The 70-person HuffPost Live team creates the majority of The Huffington Post’s original videos, filling 10 a.m. to 6 p.m. EST each day with live conversations about the news. Topics span from politics to entertainment, with live text and video comments from viewers.

But the live-streaming portion of HuffPost Live is largely a byproduct of the operation, not the end goal. Since its inception in 2012, Huffington Post executives have envisioned HuffPost Live as a “clip-generating machine,” one with fixed production costs and clear returns, said HuffPost Live president Roy Sekoff.

“In our vision for it, the first three years were going to be focused most on the video-on-demand piece,” said Sekoff. “Live is the way we keep our costs fixed. I know what I spend every hour.”

That strategy has enabled The Huffington Post to cheaply produce around 400 original video clips each week, which Huffington Post editors embed in articles across the site. The company also pipes HuffPost Live content to several other distribution channels, including the AOL On video network and Hulu, which began posting HuffPost Live interviews last week.

HuffPost Live offers The Huffington Post a massive amount of video inventory to sell, and video ads command far higher rates than standard display units. Those market conditions explain why Huffington Post founder Arianna Huffington said she’s aiming for half of the site’s content to be video. “It’s going to be a bigger and bigger part of what we’re doing,” she said.

Cadillac and Verizon signed on as founding sponsors when HuffPost Live launched in August 2012, but the video-streaming network has since attracted dozens of other deep-pocketed advertisers. Insurance firm Aetna, which recently sponsored 20 HuffPost Live segments, confirmed that HuffPost’s ad rates are “on par” with other premium video inventory from other publishers.

“The Huffington Post has a great array of consumers,” said Wendy Wahl, Aetna’s vp of enterprise marketing. “They’re great partners for us based on our consumer-targeting strategy.”

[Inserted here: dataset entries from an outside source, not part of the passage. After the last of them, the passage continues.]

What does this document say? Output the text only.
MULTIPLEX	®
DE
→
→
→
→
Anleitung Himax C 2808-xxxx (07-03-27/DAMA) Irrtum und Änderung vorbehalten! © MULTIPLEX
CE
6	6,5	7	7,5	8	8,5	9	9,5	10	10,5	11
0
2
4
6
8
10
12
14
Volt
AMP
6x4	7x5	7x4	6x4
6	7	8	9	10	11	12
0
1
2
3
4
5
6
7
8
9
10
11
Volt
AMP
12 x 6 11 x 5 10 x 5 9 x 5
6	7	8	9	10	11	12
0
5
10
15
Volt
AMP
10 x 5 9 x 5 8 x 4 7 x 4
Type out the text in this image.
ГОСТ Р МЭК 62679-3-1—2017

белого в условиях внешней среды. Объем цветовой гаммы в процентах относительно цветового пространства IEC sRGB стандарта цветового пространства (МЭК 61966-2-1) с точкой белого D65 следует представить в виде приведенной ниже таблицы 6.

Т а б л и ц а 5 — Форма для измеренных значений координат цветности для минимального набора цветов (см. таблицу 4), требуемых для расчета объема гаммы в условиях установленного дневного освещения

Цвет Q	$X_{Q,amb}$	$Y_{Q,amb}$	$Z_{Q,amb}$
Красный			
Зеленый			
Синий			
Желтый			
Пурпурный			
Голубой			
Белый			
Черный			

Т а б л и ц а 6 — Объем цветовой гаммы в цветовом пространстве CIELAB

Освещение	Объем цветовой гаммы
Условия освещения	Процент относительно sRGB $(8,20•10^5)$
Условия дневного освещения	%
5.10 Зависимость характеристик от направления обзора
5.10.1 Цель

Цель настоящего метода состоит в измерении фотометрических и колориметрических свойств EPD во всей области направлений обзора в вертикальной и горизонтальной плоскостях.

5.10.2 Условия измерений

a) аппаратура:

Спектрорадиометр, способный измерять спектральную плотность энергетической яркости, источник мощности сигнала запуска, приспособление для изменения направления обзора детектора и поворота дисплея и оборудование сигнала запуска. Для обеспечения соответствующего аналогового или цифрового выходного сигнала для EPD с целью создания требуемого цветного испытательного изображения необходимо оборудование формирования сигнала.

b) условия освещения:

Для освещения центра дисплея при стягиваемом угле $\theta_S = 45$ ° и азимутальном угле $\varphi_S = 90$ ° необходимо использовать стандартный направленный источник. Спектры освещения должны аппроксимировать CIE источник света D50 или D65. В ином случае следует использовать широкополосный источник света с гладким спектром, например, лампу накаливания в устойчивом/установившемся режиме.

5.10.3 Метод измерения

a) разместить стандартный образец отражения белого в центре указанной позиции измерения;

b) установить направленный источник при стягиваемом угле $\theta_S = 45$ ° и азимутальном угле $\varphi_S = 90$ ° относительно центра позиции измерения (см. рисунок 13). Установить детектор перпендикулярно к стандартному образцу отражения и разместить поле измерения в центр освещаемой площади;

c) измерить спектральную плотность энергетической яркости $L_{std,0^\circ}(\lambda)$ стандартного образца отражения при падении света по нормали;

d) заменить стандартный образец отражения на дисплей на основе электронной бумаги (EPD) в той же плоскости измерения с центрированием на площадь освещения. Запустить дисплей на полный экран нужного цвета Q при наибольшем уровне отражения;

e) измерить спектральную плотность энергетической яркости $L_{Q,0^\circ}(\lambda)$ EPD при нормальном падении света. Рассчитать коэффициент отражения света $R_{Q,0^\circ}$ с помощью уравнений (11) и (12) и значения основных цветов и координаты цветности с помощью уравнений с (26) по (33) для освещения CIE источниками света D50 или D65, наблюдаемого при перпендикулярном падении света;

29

HuffPost Live videos, like The Huffington Post itself, have a very broad reach. They racked up 92 million views across various platforms last month, according to the publisher. Data from analytics firm comScore shows that the HuffPost Live platform garnered 27.5 million views on U.S. desktop devices in October, representing around 12 percent of the total 236.1 million video views The Huffington Post served to U.S. desktops during that period.

“In terms of monetization, it’s probably closer to 15 or 18 percent,” said Jimmy Maymann, CEO of The Huffington Post. “It’s definitely becoming a valuable part of HuffPost from a monetization perspective.”

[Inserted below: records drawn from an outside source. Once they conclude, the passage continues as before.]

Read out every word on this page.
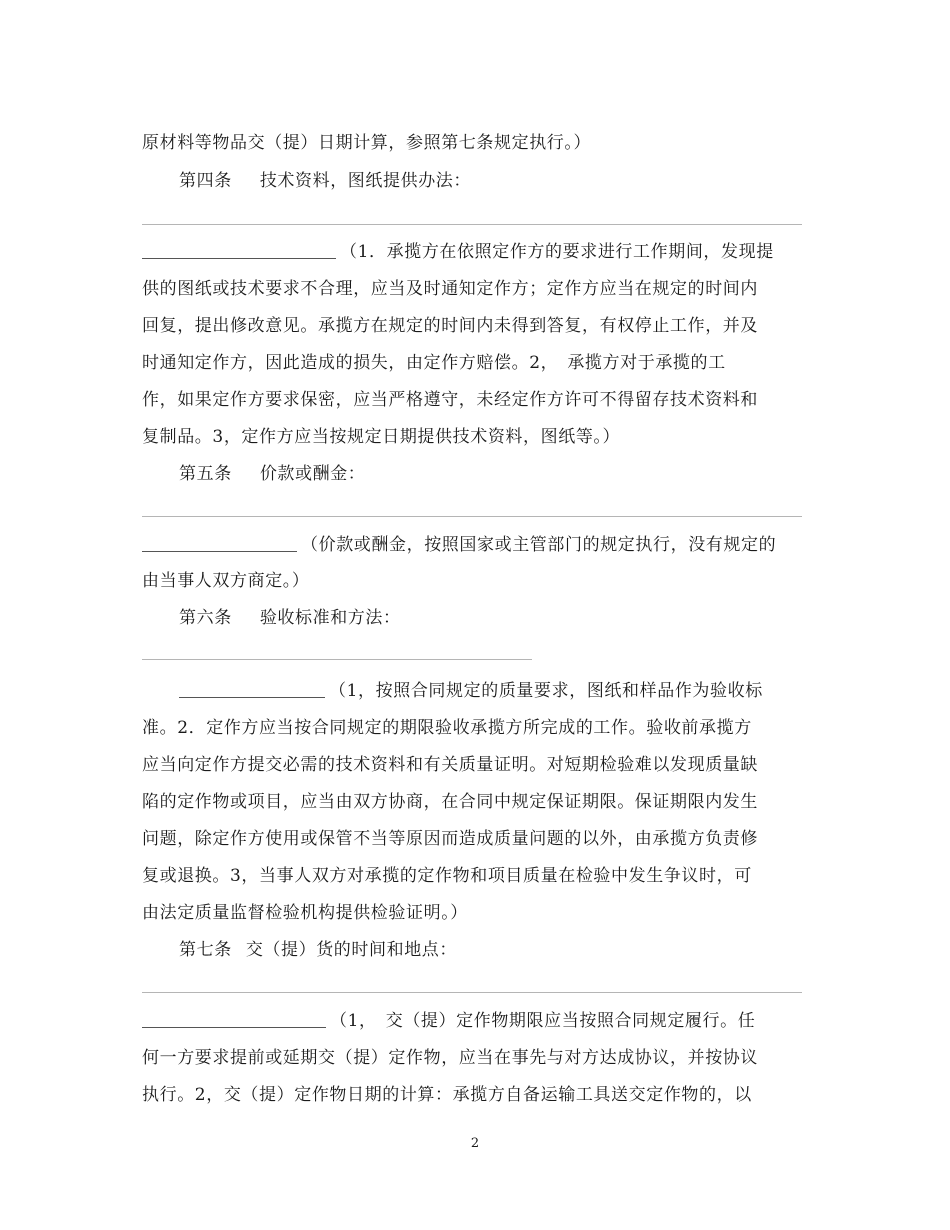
原材料等物品交（提）日期计算，参照第七条规定执行。）
第四条 技术资料，图纸提供办法：
（1．承揽方在依照定作方的要求进行工作期间，发现提
供的图纸或技术要求不合理，应当及时通知定作方；定作方应当在规定的时间内
回复，提出修改意见。承揽方在规定的时间内未得到答复，有权停止工作，并及
时通知定作方，因此造成的损失，由定作方赔偿。2，　承揽方对于承揽的工
作，如果定作方要求保密，应当严格遵守，未经定作方许可不得留存技术资料和
复制品。3，定作方应当按规定日期提供技术资料，图纸等。）
第五条 价款或酬金：
（价款或酬金，按照国家或主管部门的规定执行，没有规定的
由当事人双方商定。）
第六条 验收标准和方法：
（1，按照合同规定的质量要求，图纸和样品作为验收标
准。2．定作方应当按合同规定的期限验收承揽方所完成的工作。验收前承揽方
应当向定作方提交必需的技术资料和有关质量证明。对短期检验难以发现质量缺
陷的定作物或项目，应当由双方协商，在合同中规定保证期限。保证期限内发生
问题，除定作方使用或保管不当等原因而造成质量问题的以外，由承揽方负责修
复或退换。3，当事人双方对承揽的定作物和项目质量在检验中发生争议时，可
由法定质量监督检验机构提供检验证明。）
第七条 交（提）货的时间和地点：
（1，　交（提）定作物期限应当按照合同规定履行。任
何一方要求提前或延期交（提）定作物，应当在事先与对方达成协议，并按协议
执行。2，交（提）定作物日期的计算：承揽方自备运输工具送交定作物的，以
2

In recent weeks, HuffPost Live has booked interviews with a number of prominent figures and celebrities, including “The Daily Show” host Jon Stewart and investigative journalist Matt Taibbi. Those A-list guests are a reliable way to attract mainstream attention and traffic, said Sekoff.

“When we first launched, we didn’t see celebrities as a big part of our programming,” he said. “But we saw very quickly that that’s a very appealing part of what we do.”

But the biggest way to garner influence and attention is to ask the right questions, he stressed, which tends to mean lengthier interviews. “Is every exchange a mindblower? No. But you’re getting someplace in the conversation, and sometimes the payoff is surprising and rich.”

Still, HuffPost Live could benefit from some programming variation and more tightly-produced content. That’s why it’s looking to produce a few flagship shows, including at least one documentary series, which it expects to roll out sometime next year. Sekoff pointed to John Oliver’s “Last Week Tonight” as inspiration, given its lengthy topic dissections and major social traction.

“We’ve got the scale part down. That’s working like a well-oiled machine,” said Sekoff. “But we’re looking at a couple of things like [‘Last Week Tonight’] that hopefully have potential to break out and really become a brand definer.”

The format might be easy to replicate, but the talent won’t be, noted Altimeter Group media analyst Rebecca Lieb.

“They want to generate that virality and those clicks, and John Oliver is as viral as content gets right now,” she said, “We’re going to know this type of programming has succeeded on the day when a Huffington Post or a similar property signs John Oliver or Jon Stewart. And it will eventually happen.”